The truth, I fancy, this: bodies there are
Whose clashings, motions, order, posture, shapes
Produce the fire and which, by order changed,
Do change the nature of the thing produced,
And are thereafter nothing like to fire
Nor whatso else has power to send its bodies
With impact touching on the senses' touch.
Again, to say that all things are but fire
And no true thing in number of all things
Exists but fire, as this same fellow says,
Seems crazed folly. For the man himself
Against the senses by the senses fights,
And hews at that through which is all belief,
Through which indeed unto himself is known
The thing he calls the fire.

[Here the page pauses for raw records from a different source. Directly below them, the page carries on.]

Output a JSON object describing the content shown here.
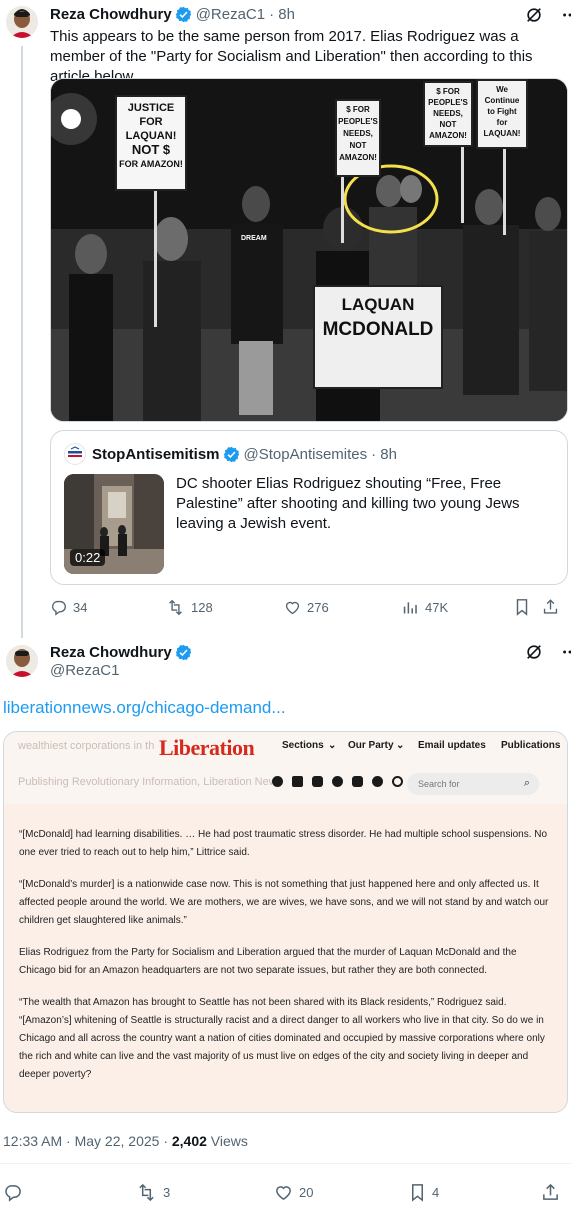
{
  "post1": {
    "author": "Reza Chowdhury",
    "handle": "@RezaC1",
    "time": "· 8h",
    "text": "This appears to be the same person from 2017. Elias Rodriguez was a member of the \"Party for Socialism and Liberation\" then according to this article below.",
    "photo": {
      "sign1": [
        "JUSTICE",
        "FOR",
        "LAQUAN!",
        "NOT $",
        "FOR AMAZON!"
      ],
      "sign2": [
        "$ FOR",
        "PEOPLE'S",
        "NEEDS,",
        "NOT",
        "AMAZON!"
      ],
      "sign3": [
        "$ FOR",
        "PEOPLE'S",
        "NEEDS,",
        "NOT",
        "AMAZON!"
      ],
      "sign4": [
        "We",
        "Continue",
        "to Fight",
        "for",
        "LAQUAN!"
      ],
      "sign5": [
        "LAQUAN",
        "MCDONALD"
      ],
      "shirt": "DREAM"
    },
    "quote": {
      "author": "StopAntisemitism",
      "handle": "@StopAntisemites",
      "time": "· 8h",
      "text": "DC shooter Elias Rodriguez shouting “Free, Free Palestine” after shooting and killing two young Jews leaving a Jewish event.",
      "duration": "0:22"
    },
    "stats": {
      "replies": "34",
      "reposts": "128",
      "likes": "276",
      "views": "47K"
    }
  },
  "post2": {
    "author": "Reza Chowdhury",
    "handle": "@RezaC1",
    "link": "liberationnews.org/chicago-demand...",
    "article": {
      "logo": "Liberation",
      "nav": [
        "Sections",
        "Our Party",
        "Email updates",
        "Publications"
      ],
      "search_placeholder": "Search for",
      "faint_top": "wealthiest corporations in th",
      "faint_mid": "Publishing Revolutionary Information, Liberation News",
      "paragraphs": [
        "“[McDonald] had learning disabilities. … He had post traumatic stress disorder. He had multiple school suspensions. No one ever tried to reach out to help him,” Littrice said.",
        "“[McDonald’s murder] is a nationwide case now. This is not something that just happened here and only affected us. It affected people around the world. We are mothers, we are wives, we have sons, and we will not stand by and watch our children get slaughtered like animals.”",
        "Elias Rodriguez from the Party for Socialism and Liberation argued that the murder of Laquan McDonald and the Chicago bid for an Amazon headquarters are not two separate issues, but rather they are both connected.",
        "“The wealth that Amazon has brought to Seattle has not been shared with its Black residents,” Rodriguez said. “[Amazon’s] whitening of Seattle is structurally racist and a direct danger to all workers who live in that city. So do we in Chicago and all across the country want a nation of cities dominated and occupied by massive corporations where only the rich and white can live and the vast majority of us must live on edges of the city and society living in deeper and deeper poverty?"
      ]
    },
    "timestamp": "12:33 AM · May 22, 2025 · ",
    "views_count": "2,402",
    "views_label": " Views",
    "stats": {
      "replies": "",
      "reposts": "3",
      "likes": "20",
      "bookmarks": "4"
    }
  },
  "colors": {
    "accent": "#1d9bf0",
    "muted": "#536471",
    "liberation_red": "#d52b1e"
  }
}
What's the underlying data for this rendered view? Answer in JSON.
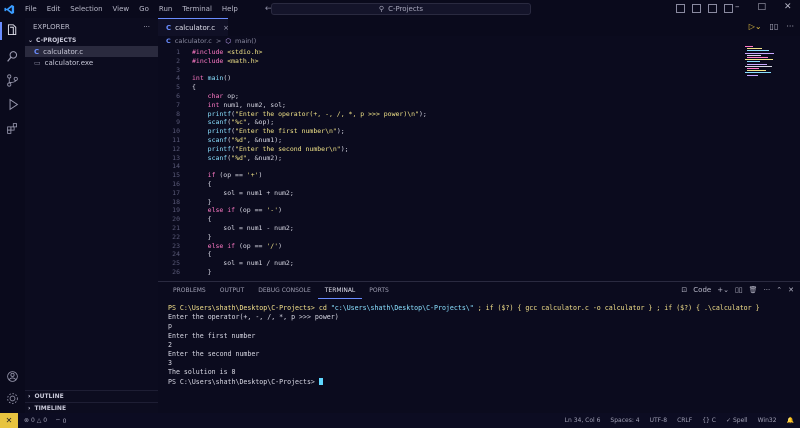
{
  "menu": [
    "File",
    "Edit",
    "Selection",
    "View",
    "Go",
    "Run",
    "Terminal",
    "Help"
  ],
  "search": {
    "text": "C-Projects"
  },
  "sidebar": {
    "header": "EXPLORER",
    "more": "···",
    "project": "C-PROJECTS",
    "files": [
      {
        "name": "calculator.c",
        "selected": true
      },
      {
        "name": "calculator.exe",
        "selected": false
      }
    ],
    "outline": "OUTLINE",
    "timeline": "TIMELINE"
  },
  "tab": {
    "label": "calculator.c",
    "close": "×"
  },
  "breadcrumb": {
    "file": "calculator.c",
    "sep": ">",
    "symbol": "main()"
  },
  "code": [
    {
      "n": "1",
      "t": "#include <stdio.h>"
    },
    {
      "n": "2",
      "t": "#include <math.h>"
    },
    {
      "n": "3",
      "t": ""
    },
    {
      "n": "4",
      "t": "int main()"
    },
    {
      "n": "5",
      "t": "{"
    },
    {
      "n": "6",
      "t": "    char op;"
    },
    {
      "n": "7",
      "t": "    int num1, num2, sol;"
    },
    {
      "n": "8",
      "t": "    printf(\"Enter the operator(+, -, /, *, p >>> power)\\n\");"
    },
    {
      "n": "9",
      "t": "    scanf(\"%c\", &op);"
    },
    {
      "n": "10",
      "t": "    printf(\"Enter the first number\\n\");"
    },
    {
      "n": "11",
      "t": "    scanf(\"%d\", &num1);"
    },
    {
      "n": "12",
      "t": "    printf(\"Enter the second number\\n\");"
    },
    {
      "n": "13",
      "t": "    scanf(\"%d\", &num2);"
    },
    {
      "n": "14",
      "t": ""
    },
    {
      "n": "15",
      "t": "    if (op == '+')"
    },
    {
      "n": "16",
      "t": "    {"
    },
    {
      "n": "17",
      "t": "        sol = num1 + num2;"
    },
    {
      "n": "18",
      "t": "    }"
    },
    {
      "n": "19",
      "t": "    else if (op == '-')"
    },
    {
      "n": "20",
      "t": "    {"
    },
    {
      "n": "21",
      "t": "        sol = num1 - num2;"
    },
    {
      "n": "22",
      "t": "    }"
    },
    {
      "n": "23",
      "t": "    else if (op == '/')"
    },
    {
      "n": "24",
      "t": "    {"
    },
    {
      "n": "25",
      "t": "        sol = num1 / num2;"
    },
    {
      "n": "26",
      "t": "    }"
    }
  ],
  "panel": {
    "tabs": [
      "PROBLEMS",
      "OUTPUT",
      "DEBUG CONSOLE",
      "TERMINAL",
      "PORTS"
    ],
    "active": "TERMINAL",
    "shell": "Code",
    "terminal": [
      {
        "cls": "cmdline",
        "t": ""
      },
      {
        "cls": "out",
        "t": "Enter the operator(+, -, /, *, p >>> power)"
      },
      {
        "cls": "out",
        "t": "p"
      },
      {
        "cls": "out",
        "t": "Enter the first number"
      },
      {
        "cls": "out",
        "t": "2"
      },
      {
        "cls": "out",
        "t": "Enter the second number"
      },
      {
        "cls": "out",
        "t": "3"
      },
      {
        "cls": "out",
        "t": "The solution is 8"
      }
    ],
    "prompt": "PS C:\\Users\\shath\\Desktop\\C-Projects>",
    "command": "cd",
    "command_arg": "\"c:\\Users\\shath\\Desktop\\C-Projects\\\"",
    "command_rest": " ; if ($?) { gcc calculator.c -o calculator } ; if ($?) { .\\calculator }",
    "final_prompt": "PS C:\\Users\\shath\\Desktop\\C-Projects>"
  },
  "status": {
    "errors": "0",
    "warnings": "0",
    "ports": "0",
    "position": "Ln 34, Col 6",
    "spaces": "Spaces: 4",
    "encoding": "UTF-8",
    "eol": "CRLF",
    "language": "C",
    "spell": "Spell",
    "platform": "Win32"
  }
}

For, though he thinks
The senses truly can perceive the fire,
He thinks they cannot as regards all else,
Which still are palpably as clear to sense-
To me a thought inept and crazy too.
For whither shall we make appeal? for what
More certain than our senses can there be
Whereby to mark asunder error and truth?
Besides, why rather do away with all,
And wish to allow heat only, then deny
The fire and still allow all else to be?-
Alike the madness either way it seems.
Thus whosoe'er have held the stuff of things
To be but fire, and out of fire the sum,
And whosoever have constituted air
As first beginning of begotten things,
And all whoever have held that of itself
Water alone contrives things, or that earth
Createth all and changes things anew
To divers natures, mightily they seem
A long way to have wandered from the truth.